Instead, I’d held myself tight like a coil, and said I’d do my very best to enjoy myself. In an effort to lighten up a somber situation we played the “Remember When” game.
Remember when we slept in the lighthouse that night? Remember when we swapped our homemade dream catchers for a crate of apples? Remember when…
After that the Van Gogh Institute Scholarship came up about a hundred times, but I shrugged her off. I needed time. At this stage I didn’t know if I’d make it without her.
“Where you from?” the woman asked, bringing me back to the present. She crossed her arms over her midsection, as we bounced softly along.
With a smile, I said, “Detroit.” I pivoted a fraction to face her. She looked like the type who would chatter on regardless.
“Ah,” she said, “the birthplace of Motown? Ain’t that something?”
“It is.” I missed it already. It was home. Where my heart was.
She studied my face intently. “Why the long face?”
I shrugged. I wasn’t about to share my story with a stranger. Besides, there was no way I could say Mom’s name. I held on to the promise I made as though it was something tangible, my secret. “Just saying goodbye.” I tried hard to make it sound breezy and bit the inside of my cheek, willing myself to stay focused and not well up. Honestly, I was like a child going off to camp the first time. I knew Mom wanted me to “find myself” but I didn’t think I was lost. She did.
With a raise of her eyebrows she said, “Goodbyes…surely are difficult. But sometimes, you gotta take the plunge. Life is for living.”
“Yeah,” I mumbled. My mom had said something eerily similar when I’d visited the hospital to say my goodbyes.
Snatching her purse from under the seat, she rifled around in it, before brandishing a brown paper bag full of something spicy-scented. “Here, eat. You as skinny as a rake.” She handed me a chocolate-dipped gingerbread man. “Ashford—where we goin’—is about the nicest place on earth. Problem is, once you visit it’s kinda hard to leave.”
“That so?” I took a bite of the cookie, ravenous now I’d awoken. “I’m not staying for good,” I said. “Just stopping by for a while.”
She hemmed and hawed. “That’s what they all say.”
I smiled at the woman in thanks, all the while thinking maybe the bus simply slipped off the road because of a deer, and not because I’d made a bad decision walking away from my mom, when she needed me so badly.
“Did you make this?” I asked, holding the remnants of the gingerbread man, just his little chocolate-dipped legs.
“Why I most certainly did. I work at the Gingerbread Café. I’m CeeCee.” She held out her hand.
“It’s delicious.” I shook her hand. “Lucy. Nice to meet you.” It wasn’t like me to chitchat so easily. Mom was the extrovert, the babbler; I took a while to warm up. Instead I people-watched, always lost inside my mind with how I’d paint the planes of their faces, or whether I could catch the question in their eyes, their own unique gaze.

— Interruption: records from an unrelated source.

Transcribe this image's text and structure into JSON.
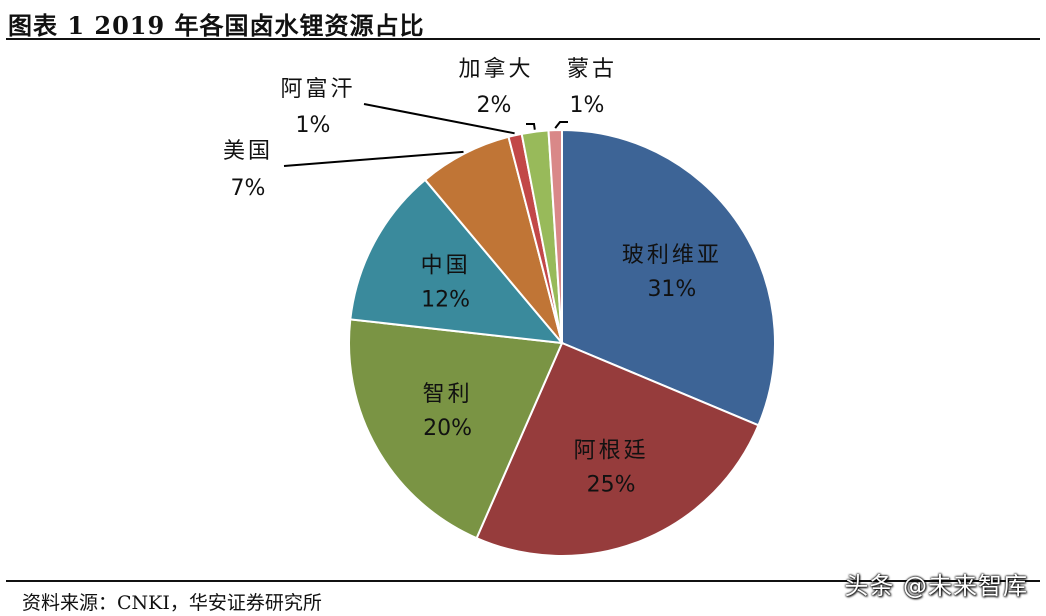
{
  "header": {
    "title": "图表 1 2019 年各国卤水锂资源占比"
  },
  "chart_data": {
    "type": "pie",
    "title": "图表 1 2019 年各国卤水锂资源占比",
    "slices": [
      {
        "name": "玻利维亚",
        "value": 31,
        "label": "31%",
        "color": "#3D6496",
        "label_inside": true
      },
      {
        "name": "阿根廷",
        "value": 25,
        "label": "25%",
        "color": "#963C3C",
        "label_inside": true
      },
      {
        "name": "智利",
        "value": 20,
        "label": "20%",
        "color": "#7A9444",
        "label_inside": true
      },
      {
        "name": "中国",
        "value": 12,
        "label": "12%",
        "color": "#3A8A9C",
        "label_inside": true
      },
      {
        "name": "美国",
        "value": 7,
        "label": "7%",
        "color": "#C07536",
        "label_inside": false
      },
      {
        "name": "阿富汗",
        "value": 1,
        "label": "1%",
        "color": "#C24848",
        "label_inside": false
      },
      {
        "name": "加拿大",
        "value": 2,
        "label": "2%",
        "color": "#98BA5A",
        "label_inside": false
      },
      {
        "name": "蒙古",
        "value": 1,
        "label": "1%",
        "color": "#D98888",
        "label_inside": false
      }
    ],
    "start_angle_deg": 0,
    "direction": "clockwise",
    "slice_border_color": "#ffffff",
    "legend": "none"
  },
  "footer": {
    "source": "资料来源：CNKI，华安证券研究所",
    "watermark": "头条 @未来智库"
  }
}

I guess it was a safety mechanism of sorts, my lack of involvement with people. We’d moved so often, it was easier not to make friends than risk losing them. But alone, maybe I’d have to change that.

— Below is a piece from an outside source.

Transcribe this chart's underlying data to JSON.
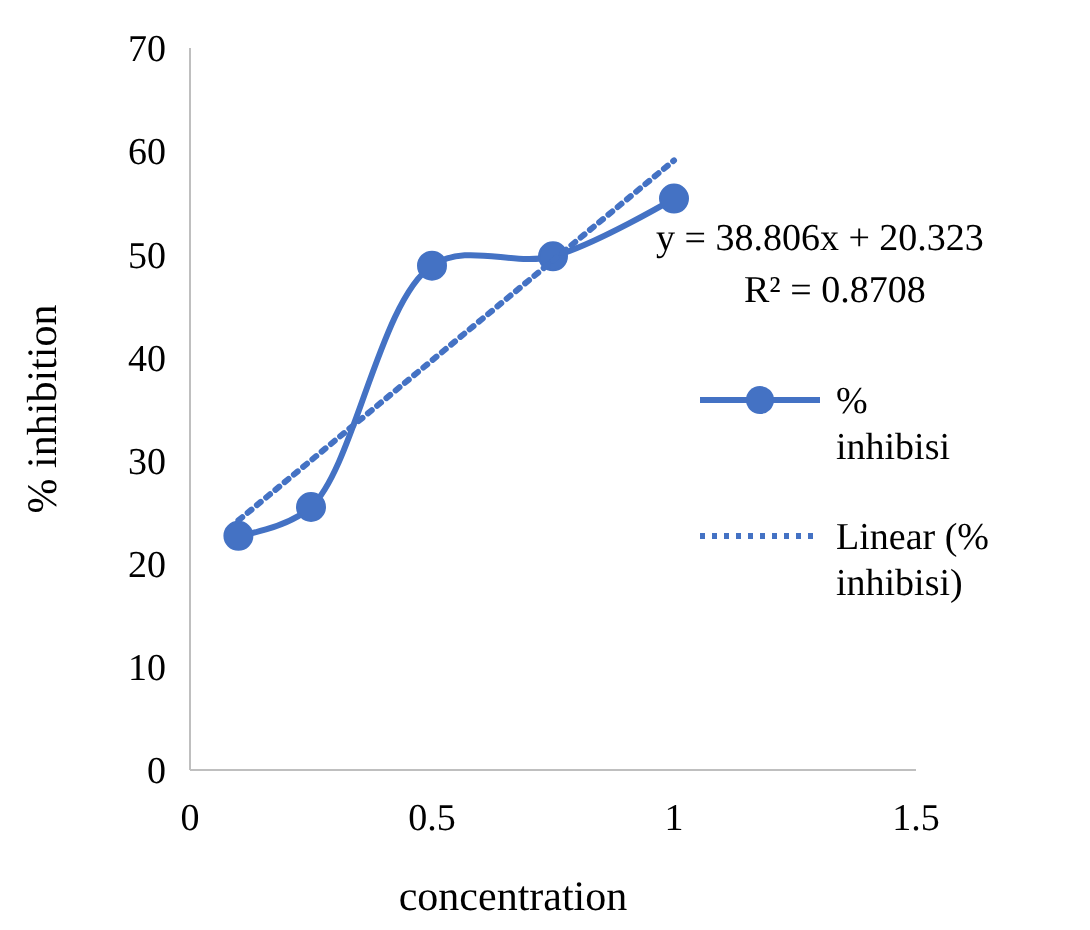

“We be seeing a lot more of each other, mark my words.” There was something comforting about the woman, the way she spoke, the warmth in her.
***
After snatching some nap time, I awoke, squinting. The sky had lightened. The bus burbled along, making its way to Ashford. My sketchy plan was to find a job,
anything
. The money Mom had borrowed from Aunt Margot, I stubbornly refused to take. I used it to pay her rent a paltry few more weeks, and restocked her fridge and freezer—a surprise, for when she got home. All I had was the wages from the last few shifts at the diner to see me through, but I knew how to be frugal, and how to work hard.